Vision Model Interface¶
Vision Model Interface is a web-based application for analysing images and PDF documents with vision language models. It accepts images or multi-page PDFs, forwards them to a vision-capable model via an OpenAI-compatible interface, and returns the results in a structured form. For PDFs, individual pages are analysed and consolidated into an overall summary; results can be exported in several formats.
At a glance¶
- Upload images and PDF documents through the browser and have them described or analysed by a vision model
- Pick individual pages or page ranges from a PDF for targeted analysis
- Choose between predefined analysis modes (e.g. alt-text generation for accessibility, text recognition, brief or detailed analysis) or supply a custom prompt
- Generate accessible text descriptions from posters and other visual sources
- Receive a coherent overall summary across all selected pages of a multi-page PDF
- Export results as Markdown, Word, or HTML files for downstream use
Highlights¶
In contrast to a direct prompt to a language model, the application takes care of the full preparation of visual material, the orchestration of multi-step analyses, and the format-conformant output. The result is output that can be reused without further manual processing.

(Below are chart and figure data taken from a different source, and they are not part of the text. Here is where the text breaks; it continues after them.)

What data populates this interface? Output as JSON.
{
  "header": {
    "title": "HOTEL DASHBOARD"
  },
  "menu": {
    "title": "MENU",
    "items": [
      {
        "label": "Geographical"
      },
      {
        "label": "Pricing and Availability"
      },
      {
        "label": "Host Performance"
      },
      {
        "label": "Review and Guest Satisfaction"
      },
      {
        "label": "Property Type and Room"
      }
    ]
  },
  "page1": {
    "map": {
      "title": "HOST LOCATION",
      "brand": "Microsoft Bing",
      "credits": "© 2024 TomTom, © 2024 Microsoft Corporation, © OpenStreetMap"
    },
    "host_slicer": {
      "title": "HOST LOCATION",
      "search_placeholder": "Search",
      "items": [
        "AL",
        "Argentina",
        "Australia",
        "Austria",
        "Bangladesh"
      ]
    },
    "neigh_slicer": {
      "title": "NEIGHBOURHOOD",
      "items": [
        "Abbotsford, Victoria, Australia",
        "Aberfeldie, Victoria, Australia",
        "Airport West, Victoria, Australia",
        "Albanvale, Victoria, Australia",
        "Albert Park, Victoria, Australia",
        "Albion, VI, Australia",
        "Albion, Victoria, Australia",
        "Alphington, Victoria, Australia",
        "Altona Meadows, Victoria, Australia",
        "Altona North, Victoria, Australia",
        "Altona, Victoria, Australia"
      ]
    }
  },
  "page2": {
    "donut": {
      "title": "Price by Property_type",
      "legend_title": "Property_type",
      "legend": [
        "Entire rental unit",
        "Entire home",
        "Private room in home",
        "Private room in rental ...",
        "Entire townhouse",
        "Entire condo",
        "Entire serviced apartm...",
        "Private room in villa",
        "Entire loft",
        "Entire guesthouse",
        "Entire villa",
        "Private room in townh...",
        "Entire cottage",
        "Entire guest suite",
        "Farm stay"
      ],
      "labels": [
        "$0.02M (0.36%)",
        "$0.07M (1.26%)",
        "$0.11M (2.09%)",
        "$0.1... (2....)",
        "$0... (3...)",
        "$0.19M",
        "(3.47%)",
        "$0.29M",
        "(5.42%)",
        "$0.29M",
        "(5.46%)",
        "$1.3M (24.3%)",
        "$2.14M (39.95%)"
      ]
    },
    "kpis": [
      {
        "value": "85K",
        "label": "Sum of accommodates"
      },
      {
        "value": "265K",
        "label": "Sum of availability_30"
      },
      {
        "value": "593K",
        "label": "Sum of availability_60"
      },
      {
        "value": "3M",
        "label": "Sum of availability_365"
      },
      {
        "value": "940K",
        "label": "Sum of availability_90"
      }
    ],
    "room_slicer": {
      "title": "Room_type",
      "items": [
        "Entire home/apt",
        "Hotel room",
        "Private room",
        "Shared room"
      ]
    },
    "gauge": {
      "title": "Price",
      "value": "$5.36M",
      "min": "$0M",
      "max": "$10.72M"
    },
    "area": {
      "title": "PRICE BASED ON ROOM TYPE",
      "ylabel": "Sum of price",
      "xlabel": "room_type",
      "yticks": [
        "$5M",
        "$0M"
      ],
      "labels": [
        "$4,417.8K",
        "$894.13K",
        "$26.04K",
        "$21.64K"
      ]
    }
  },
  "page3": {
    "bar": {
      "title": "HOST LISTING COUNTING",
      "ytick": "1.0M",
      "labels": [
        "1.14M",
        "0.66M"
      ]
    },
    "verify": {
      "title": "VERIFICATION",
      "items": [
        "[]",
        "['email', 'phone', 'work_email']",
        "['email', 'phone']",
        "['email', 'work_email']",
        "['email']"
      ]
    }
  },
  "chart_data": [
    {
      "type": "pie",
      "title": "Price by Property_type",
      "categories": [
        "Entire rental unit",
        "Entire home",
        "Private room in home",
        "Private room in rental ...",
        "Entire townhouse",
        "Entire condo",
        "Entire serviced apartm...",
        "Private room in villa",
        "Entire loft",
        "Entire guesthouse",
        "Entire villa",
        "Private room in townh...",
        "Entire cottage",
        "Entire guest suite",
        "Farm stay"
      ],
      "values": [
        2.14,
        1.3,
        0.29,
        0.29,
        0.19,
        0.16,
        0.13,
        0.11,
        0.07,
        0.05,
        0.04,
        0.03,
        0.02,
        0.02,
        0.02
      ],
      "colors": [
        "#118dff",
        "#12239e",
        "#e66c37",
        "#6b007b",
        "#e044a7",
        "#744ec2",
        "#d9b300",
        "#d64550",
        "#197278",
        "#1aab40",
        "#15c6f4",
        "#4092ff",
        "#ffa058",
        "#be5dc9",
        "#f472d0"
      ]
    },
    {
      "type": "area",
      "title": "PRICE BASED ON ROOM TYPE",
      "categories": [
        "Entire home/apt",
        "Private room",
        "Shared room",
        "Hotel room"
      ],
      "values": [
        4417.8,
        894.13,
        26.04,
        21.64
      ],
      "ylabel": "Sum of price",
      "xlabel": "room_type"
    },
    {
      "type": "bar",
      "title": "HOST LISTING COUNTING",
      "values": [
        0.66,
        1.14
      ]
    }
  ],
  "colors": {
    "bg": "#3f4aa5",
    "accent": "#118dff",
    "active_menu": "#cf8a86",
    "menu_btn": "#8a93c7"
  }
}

- Two-stage PDF processing — Each selected page is analysed individually by the vision model; a follow-up text-only call consolidates the per-page results into an overall summary. Token budgets and image detail level are configurable separately for the per-page calls and for the summary call.
- Click-based page selection — A preview gallery shows PDF pages as thumbnails. Clicking a thumbnail adds or removes the page from the selection; selected pages are visually marked with a coloured border and check-mark icon. Alternatives are an "all pages" mode and a manual range expression (e.g.

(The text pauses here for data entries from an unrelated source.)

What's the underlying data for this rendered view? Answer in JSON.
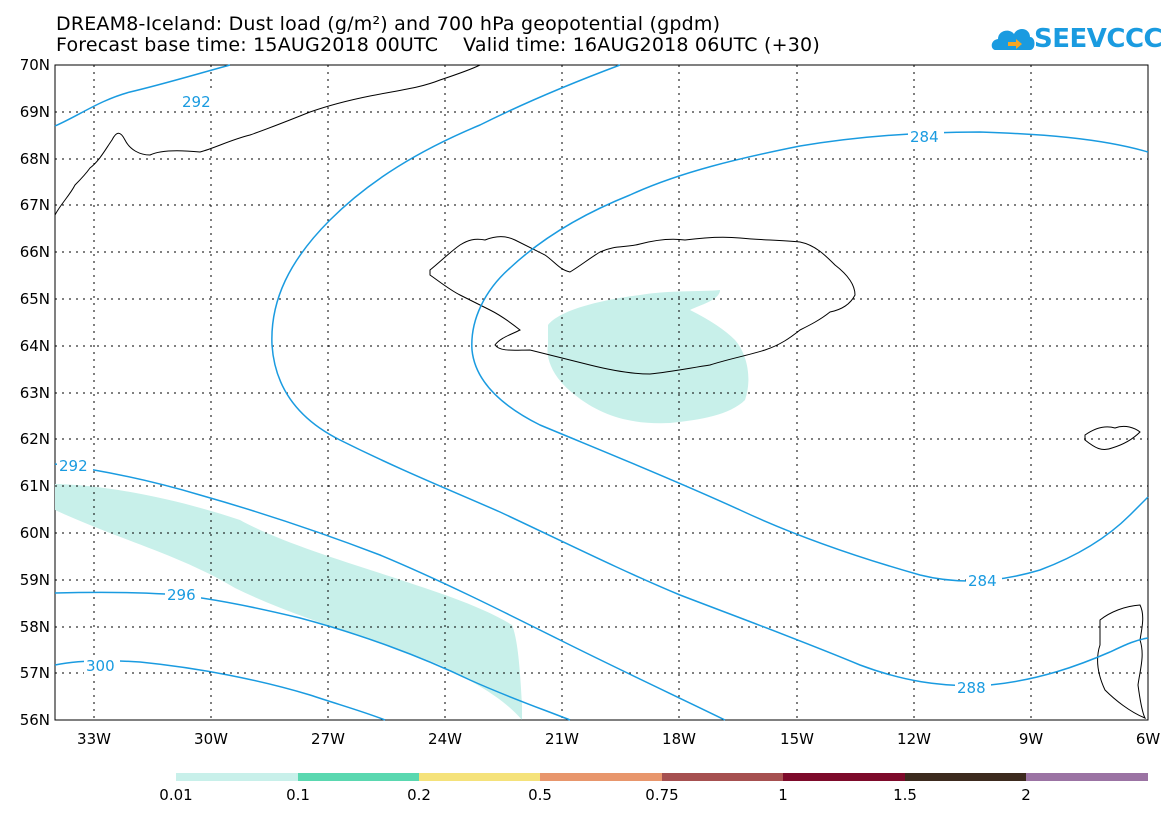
{
  "title": {
    "line1": "DREAM8-Iceland: Dust load (g/m²) and 700 hPa geopotential (gpdm)",
    "line2": "Forecast base time: 15AUG2018 00UTC    Valid time: 16AUG2018 06UTC (+30)"
  },
  "logo": {
    "text": "SEEVCCC",
    "icon": "cloud-arrow-icon",
    "color": "#1a9be0"
  },
  "map": {
    "lat_range": [
      56,
      70
    ],
    "lon_range": [
      -34.3,
      -6
    ],
    "lat_labels": [
      "70N",
      "69N",
      "68N",
      "67N",
      "66N",
      "65N",
      "64N",
      "63N",
      "62N",
      "61N",
      "60N",
      "59N",
      "58N",
      "57N",
      "56N"
    ],
    "lon_labels": [
      "33W",
      "30W",
      "27W",
      "24W",
      "21W",
      "18W",
      "15W",
      "12W",
      "9W",
      "6W"
    ],
    "contour_labels": [
      "292",
      "292",
      "296",
      "300",
      "284",
      "284",
      "288"
    ],
    "contour_color": "#1a9be0",
    "dust_color": "#c8f0ea"
  },
  "colorbar": {
    "labels": [
      "0.01",
      "0.1",
      "0.2",
      "0.5",
      "0.75",
      "1",
      "1.5",
      "2"
    ],
    "colors": [
      "#c8f0ea",
      "#5ad8b0",
      "#f5e27a",
      "#e8966c",
      "#a65050",
      "#7d0a2a",
      "#3c2a1e",
      "#9b73a3"
    ]
  }
}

1-3, 5, 7-10). - Predefined prompt templates — Tested prompt templates are provided for recurring tasks such as detailed page analysis, alt-text generation, brief summarisation, and text recognition (OCR). Custom prompts can be added.
- Multiple image inputs — Images can be supplied via file upload, URL, clipboard, or webcam. Local files and images fetched over HTTP are handled identically.
- Automatic image preparation — Before analysis, the application corrects EXIF orientation, downscales large images to a model-compatible edge length, converts to RGB, and encodes as JPEG. Inputs are therefore processed consistently regardless of source and format.
- Three export formats — Results are available as Markdown, Word, or HTML files. Word and HTML exports embed the corresponding page images so that result and source are documented together.
- Accessibility as a use case — The alt-text template generates structured, screen-reader-suitable descriptions of images, diagrams, and graphics on a page. Existing posters and printed material can therefore be supplemented with accessible text descriptions after the fact.
- Configurable model binding — The interface expects an OpenAI-compatible chat completions endpoint with vision support. Endpoint, model name, and access key are set through environment variables; the model is exchangeable.
- GDPR-conformant defaults — The application is delivered without Google Fonts and without telemetry. Temporary files from upload and export are cleaned up automatically through the built-in session management.